In this stage the signals were filtered using a 4th order Butterworth digital band pass filter between 8–30 Hz, which comprises the alpha and beta bands. Once again, the analysis was performed on windows during 5 s with an overlap of 4.9 s. Finally, the spectrogram of those signals is generated and the results were compared with the frequencies of the visual stimuli in order to identify the action that should be taken.
As expected, during the concentration periods the alpha activity decreases substantially to values that rarely exceed the value 20 (arbitrary units). It should be noted in this example that the two peaks seen in between 30.0–60.0 and 150.0–180.0 observed in O1 electrode, it is a state deconcentration unscheduled during the visual imagination of the subtraction results. Analyzing the values obtained, there is a clear distinction between the two states meditation/concentration, both on the front and occipital zone, although in the latter the difference is more pronounced.

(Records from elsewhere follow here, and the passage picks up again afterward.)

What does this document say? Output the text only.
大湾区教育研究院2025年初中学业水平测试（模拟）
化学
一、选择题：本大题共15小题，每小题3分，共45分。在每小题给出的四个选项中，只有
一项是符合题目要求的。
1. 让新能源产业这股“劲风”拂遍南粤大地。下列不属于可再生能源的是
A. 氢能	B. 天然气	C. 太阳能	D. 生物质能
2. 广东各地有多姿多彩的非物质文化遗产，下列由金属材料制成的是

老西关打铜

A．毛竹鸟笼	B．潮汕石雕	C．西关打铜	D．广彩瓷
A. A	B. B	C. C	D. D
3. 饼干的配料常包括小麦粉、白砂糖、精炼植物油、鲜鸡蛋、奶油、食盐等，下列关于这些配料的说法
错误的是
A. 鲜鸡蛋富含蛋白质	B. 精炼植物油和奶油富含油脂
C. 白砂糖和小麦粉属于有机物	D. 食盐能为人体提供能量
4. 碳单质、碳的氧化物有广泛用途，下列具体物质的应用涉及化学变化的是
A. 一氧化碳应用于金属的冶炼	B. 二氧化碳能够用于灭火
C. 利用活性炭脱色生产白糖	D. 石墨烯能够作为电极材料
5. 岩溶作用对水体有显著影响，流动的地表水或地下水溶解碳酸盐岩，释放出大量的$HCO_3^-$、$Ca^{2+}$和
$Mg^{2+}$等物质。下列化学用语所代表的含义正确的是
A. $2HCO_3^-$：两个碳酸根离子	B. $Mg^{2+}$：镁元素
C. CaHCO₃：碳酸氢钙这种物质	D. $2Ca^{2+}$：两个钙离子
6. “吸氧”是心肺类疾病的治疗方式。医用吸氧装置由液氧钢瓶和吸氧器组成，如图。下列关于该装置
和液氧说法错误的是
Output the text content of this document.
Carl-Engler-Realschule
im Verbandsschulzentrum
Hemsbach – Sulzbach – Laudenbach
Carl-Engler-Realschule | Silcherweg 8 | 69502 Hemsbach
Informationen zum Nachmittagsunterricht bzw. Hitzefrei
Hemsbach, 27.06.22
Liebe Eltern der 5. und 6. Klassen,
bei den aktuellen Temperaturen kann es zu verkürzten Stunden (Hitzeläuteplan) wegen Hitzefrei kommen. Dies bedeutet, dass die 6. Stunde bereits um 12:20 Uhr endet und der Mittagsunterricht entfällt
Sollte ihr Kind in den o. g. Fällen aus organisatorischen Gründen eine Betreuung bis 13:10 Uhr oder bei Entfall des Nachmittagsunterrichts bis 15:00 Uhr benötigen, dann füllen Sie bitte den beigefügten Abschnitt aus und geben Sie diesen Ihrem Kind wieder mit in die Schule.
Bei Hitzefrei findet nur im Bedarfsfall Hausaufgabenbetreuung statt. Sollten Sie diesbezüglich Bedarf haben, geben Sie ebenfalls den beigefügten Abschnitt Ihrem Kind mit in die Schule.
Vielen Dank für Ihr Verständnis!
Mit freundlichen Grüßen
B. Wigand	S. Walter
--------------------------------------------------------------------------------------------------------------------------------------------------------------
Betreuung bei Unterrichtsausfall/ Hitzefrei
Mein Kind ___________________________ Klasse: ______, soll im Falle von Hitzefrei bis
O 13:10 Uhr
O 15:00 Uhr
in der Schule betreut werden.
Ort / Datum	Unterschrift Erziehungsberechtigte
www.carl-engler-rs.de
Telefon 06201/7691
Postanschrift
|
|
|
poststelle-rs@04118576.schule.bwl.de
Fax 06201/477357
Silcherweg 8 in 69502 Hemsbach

These results demonstrate that it is possible to search and identify patterns of brain activity consistent with the classification of this information in real time.
4.2 SSVEP Results
It was also realized that the checkerboard images in which the oscillating frequencies were applied, should be dispersed in the screen away from each other as much as possible. Besides, it is expected that the use of preset options will provide faster responses, compared to description of the desire. Taking an example of someone who wants to quench his thirst, using a grid with the image of a glass of water as one of the default options, will save significant time compared to writing this same intention.
The junction of the identification of a concentrated state with SSVEP will allow the implementation of a hybrid system with high accuracy. BCI approach allows the user to change voluntarily their mental task interacting with the system naturally. This work aims to contribute to the development of an autonomous system which allows monitoring in real-time mobile devices from the electrical brain activity. Associated with this application are the interfaces that will interact with the user. The flickering stimuli using checkerboard images can be replaced with icons that identify the user’s intent with a clear differentiation of the actions to be taken. At the same time it should be evaluate the disruption that may be caused by peripheral vision of a concentrated individual, in order to remove this undesirable activity from the signal. We also believe that the use of higher frequencies will provoke a decreasing in visual fatigue caused by the oscillation of the image, making the system more comfortable. The presented approach should be tested in a statistical significant number of individuals to identify more precisely the degree of accuracy of the results.